Die Sätze hier sind nur Wiederholungen dessen, was schon unzählige Male geschrieben, gesagt und gebrüllt wurde, sie scheinen jedoch noch nicht im Bewusstsein der betroffenen Mehrheiten angekommen zu sein. Darum lasst uns nicht müde werden, sie auch weiterhin zu wiederholen! Solange, bis selbst der konservativsten Großmutter oder dem in apolitischer Selbstillusion lebenden Karrieristen bewusst geworden ist, dass wir eben nicht in ideologiefreien Zeiten, in der bloßen Sachverwaltung des einzig Möglichen leben.

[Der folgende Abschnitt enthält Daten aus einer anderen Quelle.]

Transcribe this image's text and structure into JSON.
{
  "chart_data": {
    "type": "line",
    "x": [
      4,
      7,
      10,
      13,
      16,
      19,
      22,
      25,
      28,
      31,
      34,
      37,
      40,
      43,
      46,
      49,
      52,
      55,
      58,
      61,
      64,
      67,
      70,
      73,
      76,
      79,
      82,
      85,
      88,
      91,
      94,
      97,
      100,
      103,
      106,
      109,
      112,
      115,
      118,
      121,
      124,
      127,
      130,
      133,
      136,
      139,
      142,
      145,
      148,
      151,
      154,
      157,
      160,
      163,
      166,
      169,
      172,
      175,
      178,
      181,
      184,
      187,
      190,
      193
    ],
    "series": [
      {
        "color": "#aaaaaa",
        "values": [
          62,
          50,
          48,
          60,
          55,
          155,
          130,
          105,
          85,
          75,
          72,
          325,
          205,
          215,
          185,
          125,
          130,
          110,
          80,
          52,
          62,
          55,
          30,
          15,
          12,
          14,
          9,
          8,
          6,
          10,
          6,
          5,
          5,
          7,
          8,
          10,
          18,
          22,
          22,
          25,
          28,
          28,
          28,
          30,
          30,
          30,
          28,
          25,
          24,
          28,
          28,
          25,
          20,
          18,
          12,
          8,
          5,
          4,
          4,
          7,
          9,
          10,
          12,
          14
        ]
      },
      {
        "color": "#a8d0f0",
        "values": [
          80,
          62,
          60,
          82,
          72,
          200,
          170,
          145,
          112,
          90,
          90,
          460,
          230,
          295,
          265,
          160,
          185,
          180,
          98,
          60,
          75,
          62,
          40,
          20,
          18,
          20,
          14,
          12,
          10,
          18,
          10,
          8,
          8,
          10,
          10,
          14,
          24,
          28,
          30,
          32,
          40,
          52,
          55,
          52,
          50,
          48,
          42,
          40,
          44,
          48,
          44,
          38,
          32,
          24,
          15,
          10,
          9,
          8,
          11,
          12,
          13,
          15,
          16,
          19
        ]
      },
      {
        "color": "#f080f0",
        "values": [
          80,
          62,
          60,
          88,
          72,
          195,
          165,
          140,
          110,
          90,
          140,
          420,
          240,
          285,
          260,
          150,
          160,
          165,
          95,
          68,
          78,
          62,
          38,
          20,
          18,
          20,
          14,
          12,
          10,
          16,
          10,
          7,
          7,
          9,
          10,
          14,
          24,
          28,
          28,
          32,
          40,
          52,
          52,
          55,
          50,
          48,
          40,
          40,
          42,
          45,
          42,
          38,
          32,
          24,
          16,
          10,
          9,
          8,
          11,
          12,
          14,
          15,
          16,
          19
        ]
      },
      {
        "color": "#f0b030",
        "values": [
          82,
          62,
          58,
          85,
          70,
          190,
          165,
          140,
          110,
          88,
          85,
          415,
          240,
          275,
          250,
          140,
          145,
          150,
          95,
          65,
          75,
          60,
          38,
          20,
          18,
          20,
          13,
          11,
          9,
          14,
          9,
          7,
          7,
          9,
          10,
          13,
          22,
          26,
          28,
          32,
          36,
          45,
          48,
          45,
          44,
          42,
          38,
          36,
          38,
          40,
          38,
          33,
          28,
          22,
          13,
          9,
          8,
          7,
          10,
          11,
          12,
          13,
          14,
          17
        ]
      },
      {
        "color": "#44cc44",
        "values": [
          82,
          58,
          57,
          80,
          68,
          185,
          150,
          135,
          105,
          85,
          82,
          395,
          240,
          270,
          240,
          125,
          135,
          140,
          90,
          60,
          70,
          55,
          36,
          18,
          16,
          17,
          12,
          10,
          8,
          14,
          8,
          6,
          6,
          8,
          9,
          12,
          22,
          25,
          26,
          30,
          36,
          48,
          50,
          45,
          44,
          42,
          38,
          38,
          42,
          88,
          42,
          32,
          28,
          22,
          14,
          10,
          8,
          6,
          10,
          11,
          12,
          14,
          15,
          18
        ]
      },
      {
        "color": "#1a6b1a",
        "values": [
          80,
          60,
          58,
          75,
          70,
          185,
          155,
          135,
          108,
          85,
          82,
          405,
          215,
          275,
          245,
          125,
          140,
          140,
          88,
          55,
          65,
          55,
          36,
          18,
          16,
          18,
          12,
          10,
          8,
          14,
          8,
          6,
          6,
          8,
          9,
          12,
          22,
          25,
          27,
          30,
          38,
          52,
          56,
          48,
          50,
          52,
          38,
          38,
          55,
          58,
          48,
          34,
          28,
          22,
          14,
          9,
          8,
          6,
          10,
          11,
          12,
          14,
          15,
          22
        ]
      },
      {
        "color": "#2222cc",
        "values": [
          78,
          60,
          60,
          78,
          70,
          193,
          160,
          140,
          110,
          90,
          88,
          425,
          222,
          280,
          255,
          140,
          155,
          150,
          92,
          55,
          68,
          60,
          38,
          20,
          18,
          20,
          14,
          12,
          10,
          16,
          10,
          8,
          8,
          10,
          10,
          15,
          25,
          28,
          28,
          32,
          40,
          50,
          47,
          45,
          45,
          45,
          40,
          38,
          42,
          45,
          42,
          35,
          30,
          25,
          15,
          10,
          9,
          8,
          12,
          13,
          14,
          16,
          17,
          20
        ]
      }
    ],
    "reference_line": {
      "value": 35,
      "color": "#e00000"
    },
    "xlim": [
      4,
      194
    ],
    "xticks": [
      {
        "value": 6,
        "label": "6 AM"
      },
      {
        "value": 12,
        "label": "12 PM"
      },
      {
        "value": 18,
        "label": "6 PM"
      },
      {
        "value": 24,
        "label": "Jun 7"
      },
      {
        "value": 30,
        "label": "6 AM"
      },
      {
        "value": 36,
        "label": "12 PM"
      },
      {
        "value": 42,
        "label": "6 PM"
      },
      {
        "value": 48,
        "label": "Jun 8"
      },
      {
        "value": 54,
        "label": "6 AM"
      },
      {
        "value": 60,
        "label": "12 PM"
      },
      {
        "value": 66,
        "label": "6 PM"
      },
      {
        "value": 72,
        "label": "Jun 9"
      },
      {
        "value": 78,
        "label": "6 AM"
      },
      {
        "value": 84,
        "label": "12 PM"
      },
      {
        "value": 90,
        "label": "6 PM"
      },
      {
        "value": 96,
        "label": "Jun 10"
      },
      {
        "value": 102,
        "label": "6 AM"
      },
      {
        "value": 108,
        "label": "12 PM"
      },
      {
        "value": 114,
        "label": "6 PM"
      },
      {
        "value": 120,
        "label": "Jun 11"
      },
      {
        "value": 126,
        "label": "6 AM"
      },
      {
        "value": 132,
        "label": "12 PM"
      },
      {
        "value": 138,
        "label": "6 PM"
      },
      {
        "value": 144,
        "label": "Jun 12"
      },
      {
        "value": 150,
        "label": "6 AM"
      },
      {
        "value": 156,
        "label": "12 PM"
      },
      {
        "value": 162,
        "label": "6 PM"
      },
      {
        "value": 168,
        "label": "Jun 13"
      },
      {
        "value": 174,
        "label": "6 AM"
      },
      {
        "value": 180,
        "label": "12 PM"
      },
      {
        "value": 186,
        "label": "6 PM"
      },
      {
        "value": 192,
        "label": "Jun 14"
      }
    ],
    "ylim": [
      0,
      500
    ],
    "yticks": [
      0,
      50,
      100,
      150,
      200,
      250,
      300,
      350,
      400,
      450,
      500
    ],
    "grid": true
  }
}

Zu den Utopisten gehören nicht diejenigen, die lautstark auf die täglichen Kollektivverbrechen hinweisen und eine Welt der Konzerne ablehnen, in der selbst alten Marktwirtschaftlern sich die Haare sträuben dürften in Anbetracht oligopoler Vermachtung. Alle Kinderstubenmoral droht eines Tages aufgebraucht zu sein und dem verdeckten Antihumanismus folgt ein offenkundiger, in dem die Menschen ganz unverblümt zugeben, dass es ihnen nur noch um das schnelle Auto, die Führungsposition, das privilegierte Leben geht, auch wenn es auf dem Elend Milliarden anderer und der Gleichgültigkeit gegenüber dem Nachbarn beruht. Zu den Utopisten gehören hingegen jene, die meinen, dass es hierzu nicht kommen könnte. Sie sind es doch, die unter Geschichtsausblendung in die Zukunft blicken. Sie sind es auch, die technischen Fortschritt mit moralischem verwechseln und an eine zivilisatorische Konservierung glauben, die voraussetzungslos ist. Wie weit sich die Zivilisation bereits auf dem Rückzug befindet, können wir etwa in Griechenland erblicken, einem ehemals modernen Land, in dem Eltern nun ihre Kinder aus Armut in Heime geben, Angehörige der gestrigen Mittelschicht ihren Lebensbedarf zunehmend aus Mülltonnen decken und eine Bevölkerung auf die gesundheitliche Katastrophe zusteuert. Doch fragt die Öffentlichkeit hierzulande danach, weshalb dieser Zivilisationsbruch nötig ist? Wohin die Kürzungen führen sollen? Worin makroökonomisch der Sinn liegt, wenn man Bevölkerungen verarmen lässt?[7] Fragen sie, wer eigentlich über wessen Verhältnisse gelebt hat und wie dies möglich war?

Nein! Die Mehrheit der Utopisten delegiert die Gestaltung der Welt weiterhin an provinzielle Figuren, Schuhputzer der an Egomanie und Individualitis Erkrankten, die mit Nationalchauvinismus und Stammtischkleingeisterei sich selbst in den Mittelpunkt und ihre Schäfchen ins finanziell Trockene schieben.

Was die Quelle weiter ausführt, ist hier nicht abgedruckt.